Cooking is ancient.
I imagine I had an ancestor somewhere, bending over a pot with their hand folded in at their waist, like I do when I taste for salt. My big, awkward body leaning against stainless steel in attempts to be somewhat graceful in the art of cookery.
Lord knows I try.
I wear my nice Clarks as kitchen shoes now. I didn’t mean to. My clogs were making my knee swell up at the end of the day and my Nike shoes make me feel like super dad. I am not, however, a super dad.
Blue jeans, rolled up a bit. Black shirt. Brown beanie. Apron.
And repeat.
It is my own style of uniform. Fitting for a tall southern man carrying a little bit extra. Alas, I was built for comfort, not speed. Unless you see me in the weeds, twirling like a ballerina trying to find my missing 1/9th pan to complete my mise en place for the evening.
Yes, mise en place.
Everything in its place. My tao.
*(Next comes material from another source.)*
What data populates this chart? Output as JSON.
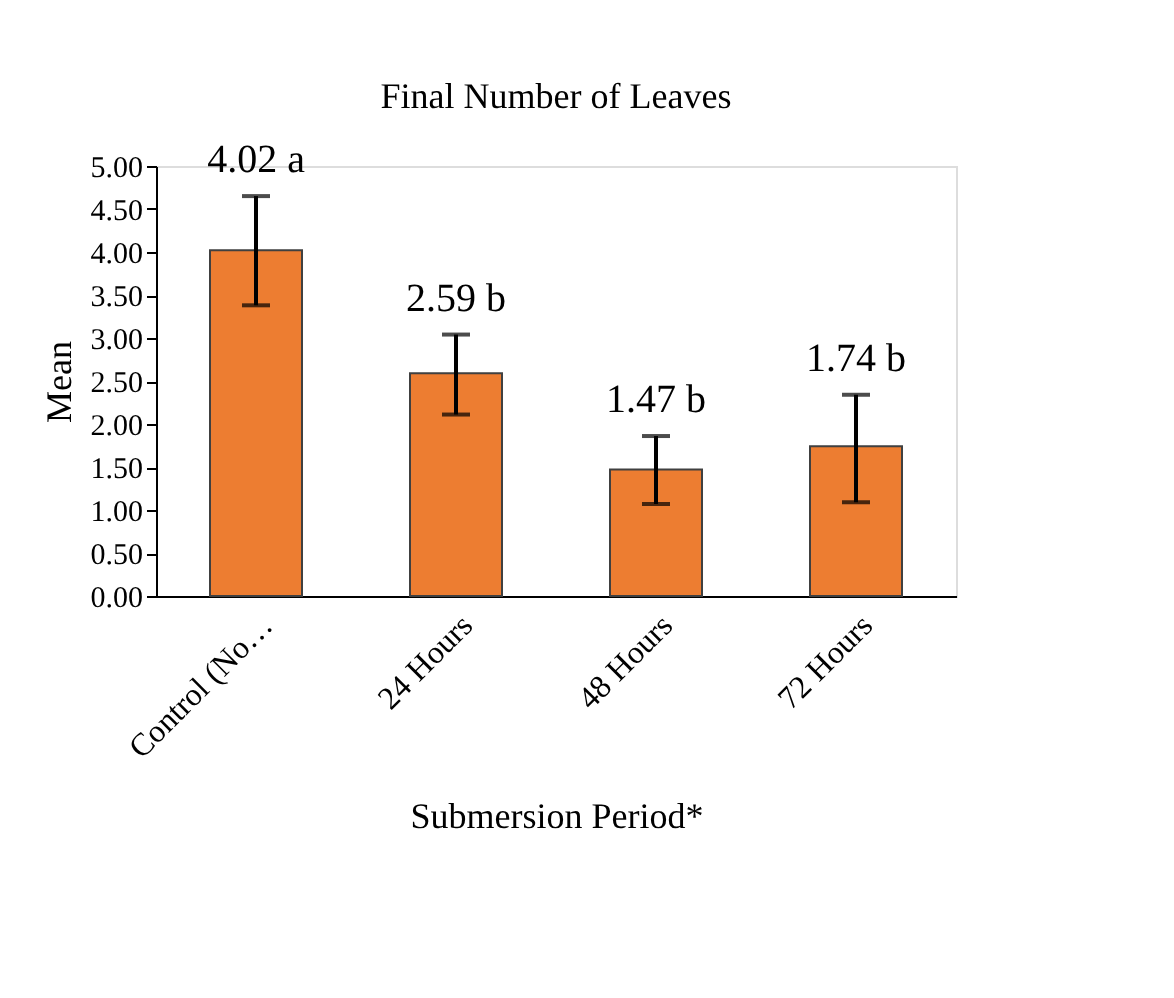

My peace of mind.
Yes, cooking is ancient.
And it makes me feel rooted.
I feel strong, and I can anticipate the need.
My element is fire.
So says the Sagittarius.
I am drawn to this cooking thing, like a flame. Mesmerized by all the working pieces. The imagination, the back breaking labor, the love.
So, so sexy.
I at least think so. I suppose that’s important. Then I have to realize when I bring food to someone’s table and I have flour caked on my shirt and beet stained fingers and a bandaid from accidentally slicing my finger open while sliding cheese off a knife; maybe this isn’t as sexy as I thought it would be.
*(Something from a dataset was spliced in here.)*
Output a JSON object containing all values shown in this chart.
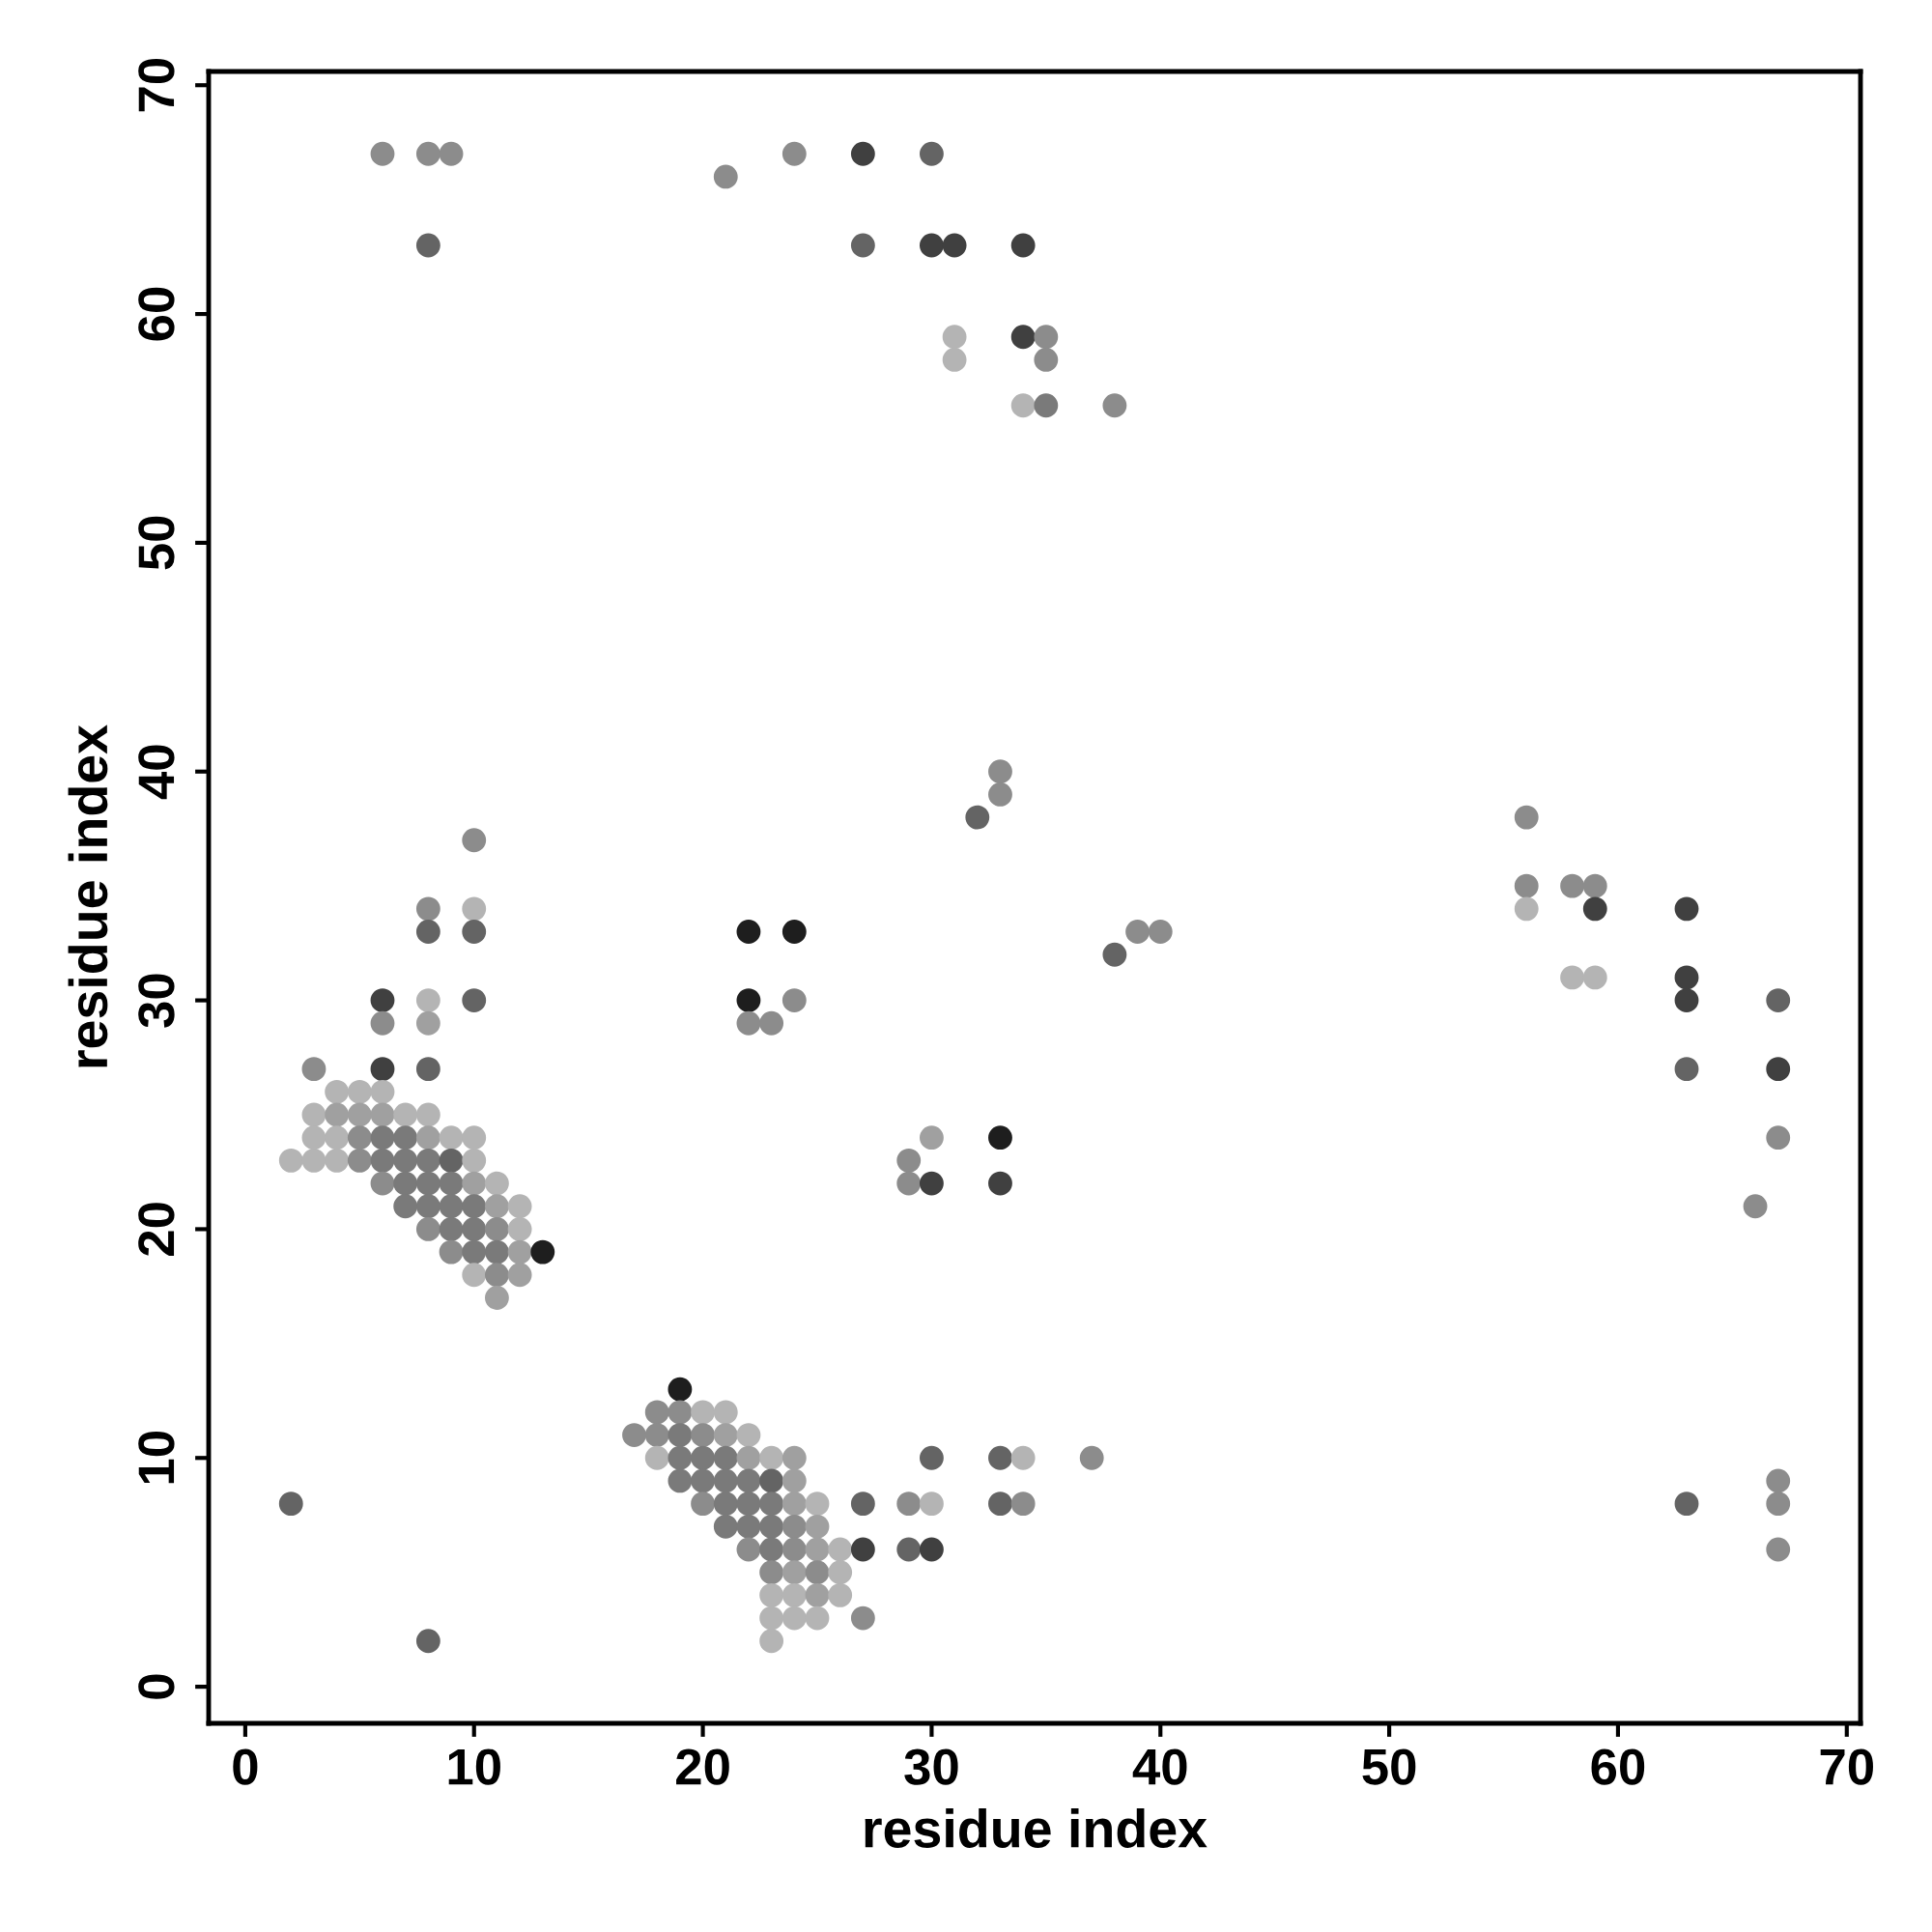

I’ll leave sexy for home, I guess. When I can take my time and buy really expensive ingredients and still have time to clean up.
Someone has to do it, right? That’s what I always say.
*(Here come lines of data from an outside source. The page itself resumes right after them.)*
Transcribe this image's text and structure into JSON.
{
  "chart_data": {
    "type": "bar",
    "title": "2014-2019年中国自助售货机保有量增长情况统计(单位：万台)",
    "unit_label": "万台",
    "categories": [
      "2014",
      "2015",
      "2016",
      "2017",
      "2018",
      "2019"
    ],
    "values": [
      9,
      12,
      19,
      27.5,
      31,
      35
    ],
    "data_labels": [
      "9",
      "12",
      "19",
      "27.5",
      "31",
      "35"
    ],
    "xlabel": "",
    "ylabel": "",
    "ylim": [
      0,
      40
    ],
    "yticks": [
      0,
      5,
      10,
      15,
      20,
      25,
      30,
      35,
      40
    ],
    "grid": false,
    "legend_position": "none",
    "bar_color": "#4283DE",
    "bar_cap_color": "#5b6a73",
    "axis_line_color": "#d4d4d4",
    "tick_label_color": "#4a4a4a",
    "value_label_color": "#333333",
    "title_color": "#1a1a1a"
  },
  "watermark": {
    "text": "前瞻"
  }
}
There are certainly easier ways to make a living, but I can’t imagine having to sit down all day. I have forgotten what it’s like to work in that way.
And when I see people in meetings, I always mumble to myself, “Shouldn’t they be like, building something while they talk? Seems more productive than just, sitting for three hours to make maybe three sort of sustainable decisions..” Okay, I don’t really mumble those things to myself. But for writing purposes, let’s keep it that way.
My, oh my.
To think, a cook a thousand years ago was still complaining in the back of a kitchen — about slugs eating the cabbages (which is just too precious of a thing to really get mad at…) — or the apprentice dropping all of the eggs before the King’s big feast.
We all know that pressure. The mouths to feed. Not wasting goods.
It is hard work. And it will always be hard. Especially if you’re doing it right.
And butter?
Well, you cook anything in enough butter and it’ll be okay. I promise.
Today is my Saturday, and for most of you, it’s Monday. I am sorry. But to be honest, I never know what day it is anymore. I just hope I remember people’s birthdays.
I suppose that is life for me now.
But I will end this bit with someone else’s words, because often times, other people just say it better:
A human being is primarily a bag for putting food into; the other functions and faculties may be more godlike, but in point of time they come afterwards. A man dies and is buried, and all his words and actions are forgotten, but the food he has eaten lives after him in the sound or rotten bones of his children. I think it could be plausibly argued that changes of diet are more important than changes of dynasty or even of religion. The Great War, for instance, could never happened if tinned food had not been invented. And the history of the past four hundred years in England would have immensely different if it had not been for the introduction of root crops and various other vegetables at the end of the Middle Ages, and a little later the introduction of non-alcoholic drinks (tea, coffee, cocoa) and also of distilled liquors to which the beer-drinking English were not accustomed. Yet it is curious how seldom the all-importance of food is recognized. You see statues everywhere to politicians, poets, bishops, but none to cooks or bacon-curers or market gardeners.